Chemical control with herbicides applied at the recommended time, and rotating or varying herbicide chemistry can reduce the evolution of herbicide-resistant weeds. Biological control can also reduce weed populations and may include conserving habitat for weed seed predators such beetles, small rodents and birds by integrating cover and perennial crops on a farm, and avoiding pesticides that can reduce weed seed predatory populations. In addition, in some cases, browsing or grazing animals or specific pathogens of weeds such as bacteria or fungi are sometimes introduced.
Question 2 - Essay
Describe at least two weed control strategies that are likely to be effective to control perennial weeds. Explain why.
ANSWER:
Perennial weeds have below ground storage organs that they can regrow from (ex. tubers, rhizomes, stolons, and bulbs); therefore mechanical control strategies such as tillage, cultivation and hoeing can break-up and distribute perennial weed storage organs, facilitating the spread of perennial weeds. Mechanical weed control tactics can be effective if they can bring the majority of the storage organ to the soil surface to desiccate or freeze, thaw, desiccate and die. Perennials typically begin storing reserves for spring regrowth in late summer and early autumn. Therefore, frequent mowing or flaming can deplete a perennial weed's storage reserves, if the tactic is repeated multiple times, particularly during summer before the plant begins replenishing storage reserves.
Applying systemic herbicides that are taken up by the plant and translocated to storage organs is also most effective in late summer and early fall when perennial plants are replenishing storage reserves. Rotating or varying herbicide chemistry can also reduce the evolution of herbicide-resistant weeds.

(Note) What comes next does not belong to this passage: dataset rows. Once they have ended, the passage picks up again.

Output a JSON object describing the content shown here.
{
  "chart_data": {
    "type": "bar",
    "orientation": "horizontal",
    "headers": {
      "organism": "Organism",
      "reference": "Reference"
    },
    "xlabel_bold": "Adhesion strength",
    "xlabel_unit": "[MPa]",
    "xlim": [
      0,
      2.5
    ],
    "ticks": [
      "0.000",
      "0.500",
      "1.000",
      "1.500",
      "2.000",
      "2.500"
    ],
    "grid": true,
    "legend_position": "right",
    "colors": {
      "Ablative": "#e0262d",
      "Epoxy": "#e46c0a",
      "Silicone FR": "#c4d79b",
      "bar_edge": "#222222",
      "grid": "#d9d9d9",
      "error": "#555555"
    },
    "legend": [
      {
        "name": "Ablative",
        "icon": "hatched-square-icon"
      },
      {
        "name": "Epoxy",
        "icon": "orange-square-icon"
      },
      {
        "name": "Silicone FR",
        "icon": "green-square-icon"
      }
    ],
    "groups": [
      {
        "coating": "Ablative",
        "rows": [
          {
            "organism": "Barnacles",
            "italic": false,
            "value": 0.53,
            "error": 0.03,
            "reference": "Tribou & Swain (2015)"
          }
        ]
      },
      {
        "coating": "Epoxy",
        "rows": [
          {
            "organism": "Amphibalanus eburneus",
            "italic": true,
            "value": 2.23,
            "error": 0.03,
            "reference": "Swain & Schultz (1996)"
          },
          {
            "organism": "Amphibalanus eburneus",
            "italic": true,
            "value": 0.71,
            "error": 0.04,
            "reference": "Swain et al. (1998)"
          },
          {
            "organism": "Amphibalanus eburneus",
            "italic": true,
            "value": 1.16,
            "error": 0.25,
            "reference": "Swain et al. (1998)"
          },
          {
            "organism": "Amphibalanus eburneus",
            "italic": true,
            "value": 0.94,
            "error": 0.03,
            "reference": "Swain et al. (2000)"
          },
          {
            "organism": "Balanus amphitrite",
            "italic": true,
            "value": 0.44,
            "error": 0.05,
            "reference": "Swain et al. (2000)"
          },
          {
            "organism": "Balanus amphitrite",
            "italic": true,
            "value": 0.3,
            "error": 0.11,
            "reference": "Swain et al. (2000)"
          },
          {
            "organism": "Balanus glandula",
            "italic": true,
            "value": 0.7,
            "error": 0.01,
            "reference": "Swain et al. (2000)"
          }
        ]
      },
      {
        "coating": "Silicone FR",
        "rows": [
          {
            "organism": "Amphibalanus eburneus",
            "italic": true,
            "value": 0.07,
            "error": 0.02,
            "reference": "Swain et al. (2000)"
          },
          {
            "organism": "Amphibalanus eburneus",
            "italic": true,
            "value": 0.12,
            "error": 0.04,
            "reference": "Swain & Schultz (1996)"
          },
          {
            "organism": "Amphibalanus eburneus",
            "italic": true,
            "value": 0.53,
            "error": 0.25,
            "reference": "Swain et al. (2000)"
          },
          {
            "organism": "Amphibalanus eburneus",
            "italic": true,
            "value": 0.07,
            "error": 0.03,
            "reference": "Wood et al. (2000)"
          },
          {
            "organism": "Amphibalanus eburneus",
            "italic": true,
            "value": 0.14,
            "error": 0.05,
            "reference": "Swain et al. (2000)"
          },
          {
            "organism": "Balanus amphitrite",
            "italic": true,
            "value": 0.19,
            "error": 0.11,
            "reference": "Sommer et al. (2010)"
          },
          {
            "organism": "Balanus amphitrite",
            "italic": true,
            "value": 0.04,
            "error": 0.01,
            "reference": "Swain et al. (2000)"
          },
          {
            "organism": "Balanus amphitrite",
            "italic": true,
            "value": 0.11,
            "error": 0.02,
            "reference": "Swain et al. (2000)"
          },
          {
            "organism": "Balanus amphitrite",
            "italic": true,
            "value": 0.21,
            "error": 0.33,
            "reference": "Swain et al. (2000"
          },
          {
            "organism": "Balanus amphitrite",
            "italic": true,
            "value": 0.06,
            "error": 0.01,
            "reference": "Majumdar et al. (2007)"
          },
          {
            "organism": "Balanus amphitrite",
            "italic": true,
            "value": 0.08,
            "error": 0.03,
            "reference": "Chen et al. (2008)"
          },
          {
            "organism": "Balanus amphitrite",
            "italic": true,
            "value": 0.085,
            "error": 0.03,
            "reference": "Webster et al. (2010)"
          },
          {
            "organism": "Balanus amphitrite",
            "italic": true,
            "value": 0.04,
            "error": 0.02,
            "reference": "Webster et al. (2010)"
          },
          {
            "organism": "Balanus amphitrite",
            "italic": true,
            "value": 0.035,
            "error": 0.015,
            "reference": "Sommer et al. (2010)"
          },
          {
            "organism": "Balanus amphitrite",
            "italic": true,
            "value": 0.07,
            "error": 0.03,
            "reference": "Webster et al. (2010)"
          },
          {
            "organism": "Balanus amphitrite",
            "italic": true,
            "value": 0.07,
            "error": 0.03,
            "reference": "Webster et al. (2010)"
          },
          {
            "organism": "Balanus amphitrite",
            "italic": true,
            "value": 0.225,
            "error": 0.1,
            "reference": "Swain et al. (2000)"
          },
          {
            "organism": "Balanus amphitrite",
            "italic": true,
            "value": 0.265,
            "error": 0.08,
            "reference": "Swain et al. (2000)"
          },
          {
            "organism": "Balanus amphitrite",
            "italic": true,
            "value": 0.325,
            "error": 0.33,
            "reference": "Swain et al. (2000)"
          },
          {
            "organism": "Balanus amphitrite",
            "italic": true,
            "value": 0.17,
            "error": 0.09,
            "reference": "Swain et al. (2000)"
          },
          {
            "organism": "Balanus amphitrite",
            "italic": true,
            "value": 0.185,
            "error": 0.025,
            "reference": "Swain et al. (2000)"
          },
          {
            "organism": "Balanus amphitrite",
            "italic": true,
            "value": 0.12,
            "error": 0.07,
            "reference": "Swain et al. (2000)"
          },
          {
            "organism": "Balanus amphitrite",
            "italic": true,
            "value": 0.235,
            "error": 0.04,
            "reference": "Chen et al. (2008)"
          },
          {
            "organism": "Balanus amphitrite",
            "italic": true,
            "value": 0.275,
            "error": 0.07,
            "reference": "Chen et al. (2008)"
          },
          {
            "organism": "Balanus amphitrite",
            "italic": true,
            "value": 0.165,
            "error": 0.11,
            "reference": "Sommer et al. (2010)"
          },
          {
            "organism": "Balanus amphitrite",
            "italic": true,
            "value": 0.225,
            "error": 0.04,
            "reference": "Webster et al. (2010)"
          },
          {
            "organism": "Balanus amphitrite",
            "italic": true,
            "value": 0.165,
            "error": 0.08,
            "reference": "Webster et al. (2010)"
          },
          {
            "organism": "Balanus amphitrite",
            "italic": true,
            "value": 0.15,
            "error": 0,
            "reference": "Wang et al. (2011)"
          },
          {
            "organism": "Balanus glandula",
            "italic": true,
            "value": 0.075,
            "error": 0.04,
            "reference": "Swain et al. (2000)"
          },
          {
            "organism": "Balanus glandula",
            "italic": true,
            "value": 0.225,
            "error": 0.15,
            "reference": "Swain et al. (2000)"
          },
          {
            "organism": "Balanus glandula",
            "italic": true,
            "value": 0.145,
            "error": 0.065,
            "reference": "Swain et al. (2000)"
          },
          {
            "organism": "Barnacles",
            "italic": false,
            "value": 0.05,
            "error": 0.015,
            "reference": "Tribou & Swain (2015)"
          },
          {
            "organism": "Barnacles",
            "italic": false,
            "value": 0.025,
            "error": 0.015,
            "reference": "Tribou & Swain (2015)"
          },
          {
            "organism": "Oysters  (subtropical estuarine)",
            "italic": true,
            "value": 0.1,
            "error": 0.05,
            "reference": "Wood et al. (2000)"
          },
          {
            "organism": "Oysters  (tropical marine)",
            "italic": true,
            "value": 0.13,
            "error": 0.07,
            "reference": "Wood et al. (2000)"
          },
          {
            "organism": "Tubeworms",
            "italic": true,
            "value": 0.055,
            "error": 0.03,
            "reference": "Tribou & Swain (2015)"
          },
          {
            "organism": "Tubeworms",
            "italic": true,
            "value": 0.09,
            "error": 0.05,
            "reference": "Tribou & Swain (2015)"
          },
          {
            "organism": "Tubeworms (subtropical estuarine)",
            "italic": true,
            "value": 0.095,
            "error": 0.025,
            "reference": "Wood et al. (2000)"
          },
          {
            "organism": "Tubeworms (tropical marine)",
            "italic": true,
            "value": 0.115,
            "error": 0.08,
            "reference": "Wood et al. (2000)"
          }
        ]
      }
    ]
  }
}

Cultural control strategies for perennial weed control include crop rotation between perennials and annual crops, planting perennial crops with competitive annual companion crops that are harvested early, and managing for competitive crops with early crop planting and good crop management practices.
Biological control practices as described for annual weeds can reduce perennial weed populations, and be particularly cost-effective in rangelands where other practices are often cost prohibitive. Biological control strategies may include introducing browsing animals such as goats that will eat thorny perennial weeds, or application of weed specific pathogens such as bacteria or fungal spores.